In June 2004, the International Finance Corporation approved the creation of the Mozambique SME Initiative, a $12 million program supported by the Swiss and Finnish Governments. MSI provides financing and technical assistance to SMEs and aims to build the Mozambican economy's "missing middle" targeting local firms with pre-investment net worth of $50,000 to $500,000 equivalent and annual revenues between $100,000 and $2 million equivalent. It will provide them with long-term funding of up to $1 million, hands-on partnership, and support in key business functions, including marketing, management, human resources, and information technology.
Mozambique's largest population (17.7 millions) and low per capita GDP ($220 a year) require the country to work on many fronts fight deep-rooted poverty. Sound economic management has brought encouraging results in recent years, including high sustained annual average economic growth of 9 percent, and foreign investments in flowing to a few high-visibility projects. But many needs remain.
Several effective programs already serve microenterprises, the most basic level of the local private sector and the only employment options for many of the poor. But there are enormous unmet needs at the next level.
These business can do many things microentreprises cannot: generate new tax revenues, export their products, join together to form competitive local industries and more, They can also offer workers longer-lasting and better-paying jobs, as well as opportunities for training, potential for career advancement, health and safety protections in the workplace, and pension and insurance benefits. In almost every country that has substantially reduced poverty and created a sound middle class, the local SME sector has played a critical role.

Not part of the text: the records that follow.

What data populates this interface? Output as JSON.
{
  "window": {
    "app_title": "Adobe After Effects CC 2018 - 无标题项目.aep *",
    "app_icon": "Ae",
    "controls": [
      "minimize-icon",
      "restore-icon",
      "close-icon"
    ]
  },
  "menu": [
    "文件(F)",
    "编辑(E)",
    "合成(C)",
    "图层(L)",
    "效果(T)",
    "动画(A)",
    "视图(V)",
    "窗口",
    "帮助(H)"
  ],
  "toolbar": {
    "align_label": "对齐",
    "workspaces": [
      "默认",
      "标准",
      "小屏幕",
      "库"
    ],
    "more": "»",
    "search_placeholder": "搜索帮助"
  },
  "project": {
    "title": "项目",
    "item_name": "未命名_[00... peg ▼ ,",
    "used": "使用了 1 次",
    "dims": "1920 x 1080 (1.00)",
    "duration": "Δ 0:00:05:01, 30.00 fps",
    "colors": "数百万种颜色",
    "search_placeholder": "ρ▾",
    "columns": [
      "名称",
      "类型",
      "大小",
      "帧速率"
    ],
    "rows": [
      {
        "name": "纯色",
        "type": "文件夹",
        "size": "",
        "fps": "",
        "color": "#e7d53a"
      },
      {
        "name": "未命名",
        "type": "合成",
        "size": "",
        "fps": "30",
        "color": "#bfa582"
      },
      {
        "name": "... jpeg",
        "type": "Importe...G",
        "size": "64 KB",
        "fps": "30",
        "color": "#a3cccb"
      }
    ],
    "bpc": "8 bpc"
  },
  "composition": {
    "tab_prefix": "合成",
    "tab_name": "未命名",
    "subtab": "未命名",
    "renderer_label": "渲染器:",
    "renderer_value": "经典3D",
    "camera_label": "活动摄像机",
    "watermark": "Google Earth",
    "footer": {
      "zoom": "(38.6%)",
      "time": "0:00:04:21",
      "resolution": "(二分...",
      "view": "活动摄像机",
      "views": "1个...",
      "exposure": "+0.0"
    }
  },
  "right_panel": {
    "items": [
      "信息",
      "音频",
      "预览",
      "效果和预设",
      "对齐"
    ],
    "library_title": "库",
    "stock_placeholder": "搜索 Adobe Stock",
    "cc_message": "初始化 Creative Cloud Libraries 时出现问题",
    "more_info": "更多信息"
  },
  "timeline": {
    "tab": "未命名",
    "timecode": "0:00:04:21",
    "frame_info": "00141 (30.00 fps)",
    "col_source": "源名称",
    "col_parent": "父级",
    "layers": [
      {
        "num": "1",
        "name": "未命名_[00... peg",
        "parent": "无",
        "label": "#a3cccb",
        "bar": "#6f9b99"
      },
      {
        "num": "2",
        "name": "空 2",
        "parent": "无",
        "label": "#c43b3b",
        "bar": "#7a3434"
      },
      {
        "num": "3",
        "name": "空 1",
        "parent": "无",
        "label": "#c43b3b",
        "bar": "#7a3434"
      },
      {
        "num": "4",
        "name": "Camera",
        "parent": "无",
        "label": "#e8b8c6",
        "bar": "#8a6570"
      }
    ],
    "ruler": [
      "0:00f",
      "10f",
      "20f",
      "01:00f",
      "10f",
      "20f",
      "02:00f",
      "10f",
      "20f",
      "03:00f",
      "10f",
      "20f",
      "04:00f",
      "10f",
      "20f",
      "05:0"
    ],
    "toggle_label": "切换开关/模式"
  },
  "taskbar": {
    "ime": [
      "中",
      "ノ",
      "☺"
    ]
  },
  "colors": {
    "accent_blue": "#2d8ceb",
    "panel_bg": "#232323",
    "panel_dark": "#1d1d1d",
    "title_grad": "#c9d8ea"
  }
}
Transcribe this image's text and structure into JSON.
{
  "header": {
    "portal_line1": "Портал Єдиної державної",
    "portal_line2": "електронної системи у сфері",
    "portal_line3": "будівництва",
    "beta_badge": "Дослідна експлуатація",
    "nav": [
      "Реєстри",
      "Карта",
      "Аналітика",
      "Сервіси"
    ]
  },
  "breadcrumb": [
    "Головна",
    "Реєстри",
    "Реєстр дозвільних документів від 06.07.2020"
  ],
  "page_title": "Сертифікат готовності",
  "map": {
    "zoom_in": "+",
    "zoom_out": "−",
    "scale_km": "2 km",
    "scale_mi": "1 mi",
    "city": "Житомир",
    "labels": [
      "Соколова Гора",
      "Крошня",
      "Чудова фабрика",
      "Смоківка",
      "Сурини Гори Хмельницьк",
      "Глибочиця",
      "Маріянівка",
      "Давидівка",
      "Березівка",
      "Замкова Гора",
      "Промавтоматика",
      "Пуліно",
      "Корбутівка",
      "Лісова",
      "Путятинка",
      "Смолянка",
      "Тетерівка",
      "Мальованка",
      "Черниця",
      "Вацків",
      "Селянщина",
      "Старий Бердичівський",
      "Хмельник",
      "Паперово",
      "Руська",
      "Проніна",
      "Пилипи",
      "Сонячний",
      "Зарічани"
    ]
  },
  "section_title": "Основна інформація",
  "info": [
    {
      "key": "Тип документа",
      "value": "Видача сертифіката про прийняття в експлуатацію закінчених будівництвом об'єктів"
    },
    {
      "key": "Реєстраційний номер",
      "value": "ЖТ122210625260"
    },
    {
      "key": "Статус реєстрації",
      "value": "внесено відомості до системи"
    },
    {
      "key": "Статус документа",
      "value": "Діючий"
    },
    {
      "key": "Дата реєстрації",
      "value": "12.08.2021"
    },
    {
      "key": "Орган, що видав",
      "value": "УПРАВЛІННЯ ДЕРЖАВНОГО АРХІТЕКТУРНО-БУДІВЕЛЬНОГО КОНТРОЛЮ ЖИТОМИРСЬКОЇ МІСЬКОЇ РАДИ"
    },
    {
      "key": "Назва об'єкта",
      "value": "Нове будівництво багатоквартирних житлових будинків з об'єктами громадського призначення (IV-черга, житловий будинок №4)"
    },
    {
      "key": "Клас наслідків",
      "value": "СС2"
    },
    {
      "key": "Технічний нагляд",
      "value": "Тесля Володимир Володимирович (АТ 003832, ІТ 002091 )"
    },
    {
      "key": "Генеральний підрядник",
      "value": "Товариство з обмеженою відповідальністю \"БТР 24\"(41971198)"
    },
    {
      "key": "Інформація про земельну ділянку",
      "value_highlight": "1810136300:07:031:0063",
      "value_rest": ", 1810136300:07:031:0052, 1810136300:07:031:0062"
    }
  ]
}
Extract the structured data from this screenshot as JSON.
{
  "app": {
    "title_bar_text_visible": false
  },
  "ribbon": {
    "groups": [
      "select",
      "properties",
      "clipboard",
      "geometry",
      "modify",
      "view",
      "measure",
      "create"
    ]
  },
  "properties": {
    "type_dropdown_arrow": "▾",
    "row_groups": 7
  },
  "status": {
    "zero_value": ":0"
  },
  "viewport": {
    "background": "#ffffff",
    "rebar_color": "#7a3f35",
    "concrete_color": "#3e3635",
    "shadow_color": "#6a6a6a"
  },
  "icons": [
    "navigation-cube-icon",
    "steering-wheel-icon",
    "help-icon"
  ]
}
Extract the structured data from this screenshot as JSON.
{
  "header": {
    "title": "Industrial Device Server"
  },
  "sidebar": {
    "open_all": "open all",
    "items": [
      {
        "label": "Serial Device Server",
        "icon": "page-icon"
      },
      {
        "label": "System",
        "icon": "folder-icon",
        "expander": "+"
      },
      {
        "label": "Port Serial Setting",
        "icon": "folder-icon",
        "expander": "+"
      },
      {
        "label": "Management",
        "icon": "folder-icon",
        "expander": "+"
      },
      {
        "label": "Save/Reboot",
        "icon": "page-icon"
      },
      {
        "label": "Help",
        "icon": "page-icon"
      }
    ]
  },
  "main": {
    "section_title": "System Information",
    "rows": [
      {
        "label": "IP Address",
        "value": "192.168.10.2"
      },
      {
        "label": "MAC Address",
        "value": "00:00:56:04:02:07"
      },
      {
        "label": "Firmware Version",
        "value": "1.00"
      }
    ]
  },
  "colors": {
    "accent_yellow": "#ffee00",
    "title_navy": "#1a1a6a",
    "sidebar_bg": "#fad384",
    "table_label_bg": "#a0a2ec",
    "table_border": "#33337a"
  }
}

Today, however, three key factors keep Mozambique entrepreneurs from doing all they could to create employment and share the benefits of growth more widely through the economy: a complex, bureaucratic business environment; a near-total lack of financing from local banks; and difficulty obtaining necessary technical assistance.
Run from IFC's Maputo office, the initiative is working to build a portfolio of viable client companies, whose improved client operational and financial results over the next five years should in turn stimulate interest from new investors in the country's SMEs. It is the latest in a long series of SME partnership between donor partners and IFC, in an organization whose strong implementation capacity derives from more than 600 full-time small business development specialists in the field worldwide and a Washington-based headquarters staff with expertise in business and finance as well as development. Switzerland and Finland are also contributing resources to the initiative, with others expected to join in the near future.